Piani Alti
Immobili comunali, Palazzo di Città convoca gli abusivi e i morosi
Milleottocento immobili che costerebbero mediamente 25 euro al mese a chi vi abita. E i morosi sarebbero anche tanti. Il Comune di Taranto lo dichiara da anni ma stavolta sembra convinto: recupero delle somme, come legge comanda, regolarizzazione delle posizioni e anagrafe di chi abita, ovunque e in tutti i quartieri di Taranto dove esistono abitazioni municipali. Quelle occupate sarebbero tante.
Questione di cassa e di educazione civica.

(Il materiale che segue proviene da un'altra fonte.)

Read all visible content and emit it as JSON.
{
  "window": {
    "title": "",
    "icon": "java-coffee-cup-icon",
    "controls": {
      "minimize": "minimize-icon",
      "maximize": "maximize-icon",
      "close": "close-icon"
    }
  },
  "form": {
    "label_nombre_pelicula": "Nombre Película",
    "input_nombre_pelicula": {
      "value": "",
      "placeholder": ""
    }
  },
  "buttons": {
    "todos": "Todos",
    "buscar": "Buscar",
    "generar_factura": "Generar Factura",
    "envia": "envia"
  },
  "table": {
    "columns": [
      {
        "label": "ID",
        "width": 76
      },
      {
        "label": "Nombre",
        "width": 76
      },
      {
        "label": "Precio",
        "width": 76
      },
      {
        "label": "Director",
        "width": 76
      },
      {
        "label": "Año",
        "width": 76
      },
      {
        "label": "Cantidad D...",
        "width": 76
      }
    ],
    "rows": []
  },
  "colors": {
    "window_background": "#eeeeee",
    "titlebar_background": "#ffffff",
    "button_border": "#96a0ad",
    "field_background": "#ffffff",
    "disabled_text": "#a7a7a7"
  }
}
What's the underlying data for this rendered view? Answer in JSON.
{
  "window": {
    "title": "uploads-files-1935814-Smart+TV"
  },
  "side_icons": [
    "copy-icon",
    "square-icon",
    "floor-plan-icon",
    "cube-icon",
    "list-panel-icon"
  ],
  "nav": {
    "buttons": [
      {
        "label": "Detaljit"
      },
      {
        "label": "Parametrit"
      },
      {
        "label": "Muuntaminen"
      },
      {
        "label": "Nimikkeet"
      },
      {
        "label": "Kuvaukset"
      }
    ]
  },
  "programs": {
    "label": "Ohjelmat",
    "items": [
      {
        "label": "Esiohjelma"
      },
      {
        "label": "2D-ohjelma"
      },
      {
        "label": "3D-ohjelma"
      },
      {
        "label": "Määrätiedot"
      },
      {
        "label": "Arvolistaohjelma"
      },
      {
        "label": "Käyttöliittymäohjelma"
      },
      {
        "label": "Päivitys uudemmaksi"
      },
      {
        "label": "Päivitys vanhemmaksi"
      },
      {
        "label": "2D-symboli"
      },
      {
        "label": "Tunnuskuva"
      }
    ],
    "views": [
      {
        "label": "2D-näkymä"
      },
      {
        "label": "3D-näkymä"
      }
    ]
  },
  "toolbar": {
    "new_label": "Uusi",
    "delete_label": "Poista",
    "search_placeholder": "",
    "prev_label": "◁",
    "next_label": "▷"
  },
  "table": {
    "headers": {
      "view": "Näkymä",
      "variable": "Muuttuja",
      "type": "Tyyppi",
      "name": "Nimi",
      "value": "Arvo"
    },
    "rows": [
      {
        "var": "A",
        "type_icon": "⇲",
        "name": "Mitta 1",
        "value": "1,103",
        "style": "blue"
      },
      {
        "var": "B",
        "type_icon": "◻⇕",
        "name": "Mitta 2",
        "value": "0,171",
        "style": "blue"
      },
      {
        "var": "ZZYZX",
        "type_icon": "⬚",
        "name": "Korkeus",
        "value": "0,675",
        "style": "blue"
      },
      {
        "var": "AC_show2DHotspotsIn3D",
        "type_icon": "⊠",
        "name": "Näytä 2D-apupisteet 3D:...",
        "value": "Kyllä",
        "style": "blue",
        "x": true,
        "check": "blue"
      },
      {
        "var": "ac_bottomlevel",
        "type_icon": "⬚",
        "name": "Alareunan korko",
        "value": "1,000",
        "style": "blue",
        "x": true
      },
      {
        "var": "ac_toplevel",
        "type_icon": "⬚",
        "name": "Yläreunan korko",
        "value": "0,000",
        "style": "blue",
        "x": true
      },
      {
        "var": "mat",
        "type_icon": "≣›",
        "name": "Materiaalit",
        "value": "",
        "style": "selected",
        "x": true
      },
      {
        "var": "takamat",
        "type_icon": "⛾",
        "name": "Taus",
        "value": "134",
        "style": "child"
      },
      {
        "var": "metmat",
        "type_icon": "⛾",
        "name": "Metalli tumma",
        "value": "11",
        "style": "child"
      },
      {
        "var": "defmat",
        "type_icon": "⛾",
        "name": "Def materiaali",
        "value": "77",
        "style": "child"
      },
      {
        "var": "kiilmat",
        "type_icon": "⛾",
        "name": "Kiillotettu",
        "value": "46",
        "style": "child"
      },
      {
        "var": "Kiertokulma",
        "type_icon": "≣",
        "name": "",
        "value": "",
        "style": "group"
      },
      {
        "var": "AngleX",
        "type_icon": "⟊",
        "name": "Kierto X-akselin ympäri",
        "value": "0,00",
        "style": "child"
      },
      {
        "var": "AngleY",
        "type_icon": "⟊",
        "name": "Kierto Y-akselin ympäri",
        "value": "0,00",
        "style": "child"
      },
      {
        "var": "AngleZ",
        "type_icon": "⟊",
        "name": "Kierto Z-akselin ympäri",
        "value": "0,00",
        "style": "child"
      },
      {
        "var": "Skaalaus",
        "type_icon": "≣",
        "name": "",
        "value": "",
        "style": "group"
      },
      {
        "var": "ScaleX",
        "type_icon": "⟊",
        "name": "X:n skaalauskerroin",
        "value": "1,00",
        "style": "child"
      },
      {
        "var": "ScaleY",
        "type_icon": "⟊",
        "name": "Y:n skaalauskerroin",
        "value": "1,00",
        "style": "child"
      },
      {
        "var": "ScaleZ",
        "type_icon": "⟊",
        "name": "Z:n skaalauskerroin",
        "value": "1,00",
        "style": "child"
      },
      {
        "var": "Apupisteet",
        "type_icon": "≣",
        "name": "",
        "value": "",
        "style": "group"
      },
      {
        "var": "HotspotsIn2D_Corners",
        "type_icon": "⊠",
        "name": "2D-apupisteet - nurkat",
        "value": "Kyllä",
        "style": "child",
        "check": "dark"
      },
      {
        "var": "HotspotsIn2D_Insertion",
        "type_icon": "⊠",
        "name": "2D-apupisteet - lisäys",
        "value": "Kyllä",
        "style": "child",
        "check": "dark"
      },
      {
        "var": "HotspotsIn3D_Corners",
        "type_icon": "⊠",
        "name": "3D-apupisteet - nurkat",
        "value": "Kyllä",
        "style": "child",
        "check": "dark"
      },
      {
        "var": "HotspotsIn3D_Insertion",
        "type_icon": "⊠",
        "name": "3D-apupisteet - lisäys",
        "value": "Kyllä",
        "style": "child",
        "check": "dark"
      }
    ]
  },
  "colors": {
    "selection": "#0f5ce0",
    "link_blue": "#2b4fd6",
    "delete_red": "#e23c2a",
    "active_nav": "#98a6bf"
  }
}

Chi ha titolo e paga regolarmente può stare tranquillo. Chi è abusivo, e naturalmente non paga nulla, dovrà fare i conti con le autorità municipali. Ma il Comune non intende dichiarare guerra a nessuno, l’assessore ieri è stata chiara: si tratta di seguire la legge e verificare i casi. A tutto c’è sempre una soluzione contemplata dalle norme.
Ieri mattina, l’assessore Viggiano e il comandante della polizia Locale, Matichecchia, ha annunciato la svolta. I risultati si vedranno tra qualche mese, naturalmente: si tratta del resto di verififcare la posizione di centinaia di famiglie sparse per tutto il territorio urbano. L’assessore parla di «regolarizzazioni per gli aventi diritto» che non per questo significa operare in «maniera meramente punitiva». Caso per caso sarà tutto valutato ma una stretta si rende necessaria. Le veririche sarebbero già in corso a Tramontone e il Comune invita gli interessati, di qualsiasi quesrtiere, a presentarsi per valutare assieme la situazione e il da farsi. Ci sono le graduatorie da rispettare e da scorrere, tra l’altro. Il diritto di ognuno alla casa ha un limite: il diritto altrui se superiore secondo canoni e requisiti certi. L’assessore Sebastio, in ine, ha approntato il regolamento per l’utilizzo dei beni confiscati alle mafie. Quanto ai Servizi Sociali, il nuovo triennio dei Piani di Zona prevede otto ambiti. L’iter municipale si è messo in moto per avviare i meccanismi amministrativi.